Joe Rose

No. 80, 83, 87
- Position: Tight end

Personal information
- Born: June 24, 1957 (age 69) Marysville, California, U.S.
- Listed height: 6 ft 3 in (1.91 m)
- Listed weight: 228 lb (103 kg)

Career information
- High school: Marysville
- College: California
- NFL draft: 1980: 7th round, 185th overall pick

Career history
- Miami Dolphins (1980–1985); Los Angeles Rams (1987);

Awards and highlights
- Second-team All-Pac-10 (1979);

Career NFL statistics
- Receptions: 112
- Receiving yards: 1,493
- Receiving touchdowns: 13
- Stats at Pro Football Reference

= Joe Rose (American football) =

American football player (born 1957)

Joseph Harold Rose (born June 24, 1957) is an American former professional football player who was a tight end for six seasons with the Miami Dolphins from 1980 to 1985 and one game for the Los Angeles Rams in 1987 of the National Football League (NFL). He played college football for the California Golden Bears. He lives in Davie, Florida.

==Football career==
Rose played high school football at Marysville High School in Marysville, California, where he led Northern California in reception yardage in his senior year. Rose played college football at the University of California, Berkeley, and was the hero of the 1979 Big Game between Cal and Stanford.

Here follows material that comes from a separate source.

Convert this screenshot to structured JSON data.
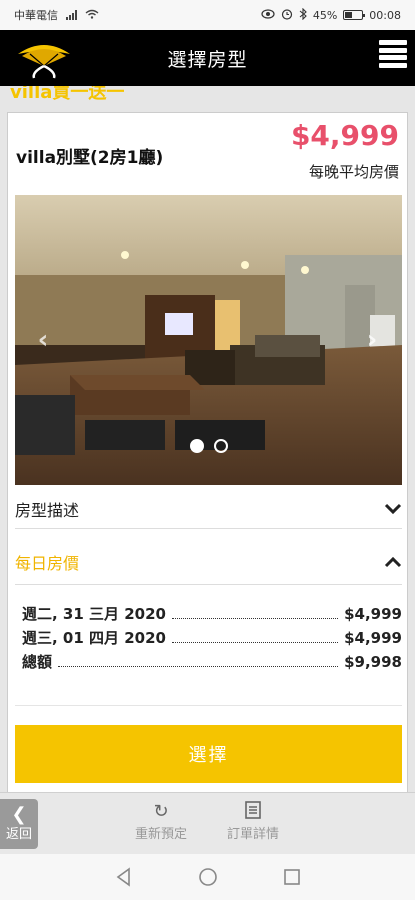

He caught the game-winning touchdown pass, which was originally ruled incomplete but later changed (correctly) to a touchdown.

Rose was selected in the seventh round (185th overall pick) of the 1980 NFL draft by the Dolphins. Rose's best season in the NFL came in 1983 where he made 29 receptions for 345 yards and 3 touchdowns. His career statistics were 112 receptions, for 1493 yards with 13 touchdown receptions. Rose is best known for catching Hall of Famer Dan Marino's first ever touchdown pass in 1983.

==NFL career statistics==

Legend
| Bold | Career high |

=== Regular season ===

| Year | Team | Games |  | Receiving |  |  |  |  |
| GP | GS | Rec | Yds | Avg | Lng | TD |
| 1980 | MIA | 16 | 0 | 13 | 149 | 11.5 | 50 | 0 |
| 1981 | MIA | 16 | 0 | 23 | 316 | 13.7 | 50 | 2 |
| 1982 | MIA | 9 | 0 | 16 | 182 | 11.4 | 44 | 2 |
| 1983 | MIA | 16 | 0 | 29 | 345 | 11.9 | 37 | 3 |
| 1984 | MIA | 9 | 0 | 12 | 195 | 16.3 | 34 | 2 |
| 1985 | MIA | 16 | 1 | 19 | 306 | 16.1 | 42 | 4 |
| 1987 | RAM | 1 | 0 | 0 | 0 | 0.0 | 0 | 0 |
| Career |  | 83 | 1 | 112 | 1,493 | 13.3 | 50 | 13 |

=== Playoffs ===

| Year | Team | Games |  | Receiving |  |  |  |  |
| GP | GS | Rec | Yds | Avg | Lng | TD |
| 1981 | MIA | 1 | 0 | 4 | 37 | 9.3 | 15 | 2 |
| 1982 | MIA | 4 | 0 | 3 | 67 | 22.3 | 35 | 0 |
| 1983 | MIA | 1 | 0 | 1 | 15 | 15.0 | 15 | 0 |
| 1984 | MIA | 3 | 0 | 8 | 114 | 14.3 | 30 | 0 |
| 1985 | MIA | 2 | 0 | 2 | 27 | 13.5 | 17 | 0 |
| Career |  | 11 | 0 | 18 | 260 | 14.4 | 35 | 2 |

==Broadcasting career==
After retiring from football, Rose became a radio broadcaster in the Miami area. He hosts a wake-up show weekday mornings on WQAM 560 AM. Rose is also the color commentator on the Dolphins Radio Network broadcasts and for a time was a sports anchor for WTVJ-TV in Miami.